Smearing Transformation

#1
I've found several papers on the smearing transformation for \(ln(x)\). However, I"m curious if there is one for \(ln\frac{x}{1-x}\). I can't find anything, but thought I would ask here before giving up.
 

Englund

TS Contributor
#2
I can't answer your question, but I can give some insights into smearing estimators and why they are desirable, for those who aren't familiar with it. Consider we have a model of the following form:

\(ln(y_i)=\alpha+\beta x_i+\varepsilon_i\).
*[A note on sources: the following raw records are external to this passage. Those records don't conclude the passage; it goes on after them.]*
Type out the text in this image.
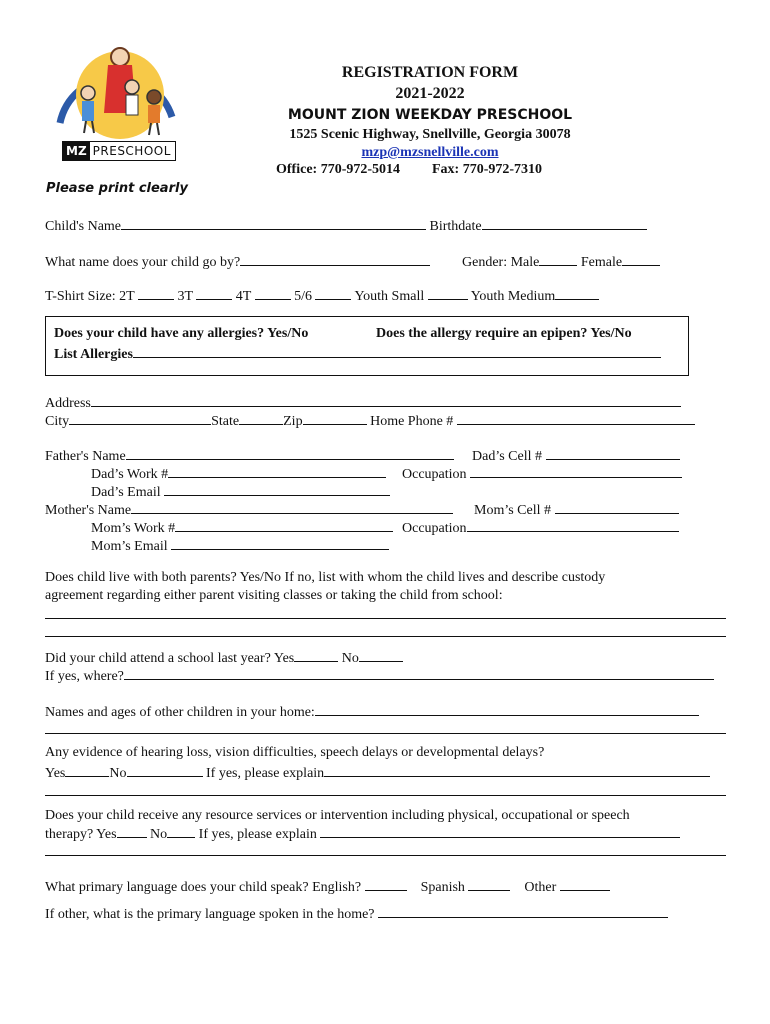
MZ PRESCHOOL
REGISTRATION FORM
2021-2022
MOUNT ZION WEEKDAY PRESCHOOL
1525 Scenic Highway, Snellville, Georgia 30078
mzp@mzsnellville.com
Office: 770-972-5014 Fax: 770-972-7310
Please print clearly
Child's Name	Birthdate
What name does your child go by?	Gender: Male	Female
T-Shirt Size: 2T	3T	4T	5/6	Youth Small	Youth Medium
Does your child have any allergies? Yes/No	Does the allergy require an epipen? Yes/No
List Allergies
Address
City	State	Zip	Home Phone #
Father's Name	Dad’s Cell #
Dad’s Work #	Occupation
Dad’s Email
Mother's Name	Mom’s Cell #
Mom’s Work #	Occupation
Mom’s Email
Does child live with both parents? Yes/No If no, list with whom the child lives and describe custody
agreement regarding either parent visiting classes or taking the child from school:
Did your child attend a school last year? Yes	No
If yes, where?
Names and ages of other children in your home:
Any evidence of hearing loss, vision difficulties, speech delays or developmental delays?
Yes	No	If yes, please explain
Does your child receive any resource services or intervention including physical, occupational or speech
therapy? Yes No If yes, please explain
What primary language does your child speak? English?	Spanish	Other
If other, what is the primary language spoken in the home?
If this is the true model, we can attain unbiased estimates of \(\alpha\) and \(\beta\), \(a=\hat{\alpha}\) and \(b=\hat{\beta}\). Then we can get unbiased predictions of \(ln(y_j)\) as follows:

\(\hat{ln(y_j)}=a+bx_j\). It is easy to show that \(\hat{ln(y_j)}\) is unbiased,

\(E[\hat{ln(y_j)}]=E[a+bx_j+e_i]=E[a]+Ex_j+E[e_i]=\alpha+\beta{x_j}\)

Since we assume that \(E[\varepsilon_j]=0 \forall j\) this term vanishes. But what happens if we would want an unbiased prediction of \(y_j\) instead of its logarithm? Due to Jensen's inequality, we have that \(g(E[X]) \leq E[g(X)]\). So we do not get an unbiased estimate of \(y_j\) by taking \(e^{ln(y_j)}=e^{a+bx_j}\). Now, due to Jensen's inequality,

\(E[e^{a+bx_j+\varepsilon_j}]=E[e^{a+bx_j}]E[e^{\varepsilon_j}] \neq E[e^{a+bx_j}]\)

since \(E[e^{\varepsilon_j}] \geq e^{E[\varepsilon_j]}=1\). So this is the reason to use smearing estimators, such as Duan's smearing estimator and other similar techniques.
 

Englund

TS Contributor
#4
You could run a simple simulation to get a better grip of the problem. Estimate a model, solve for \(x\) and repeat simulation \(M\) times.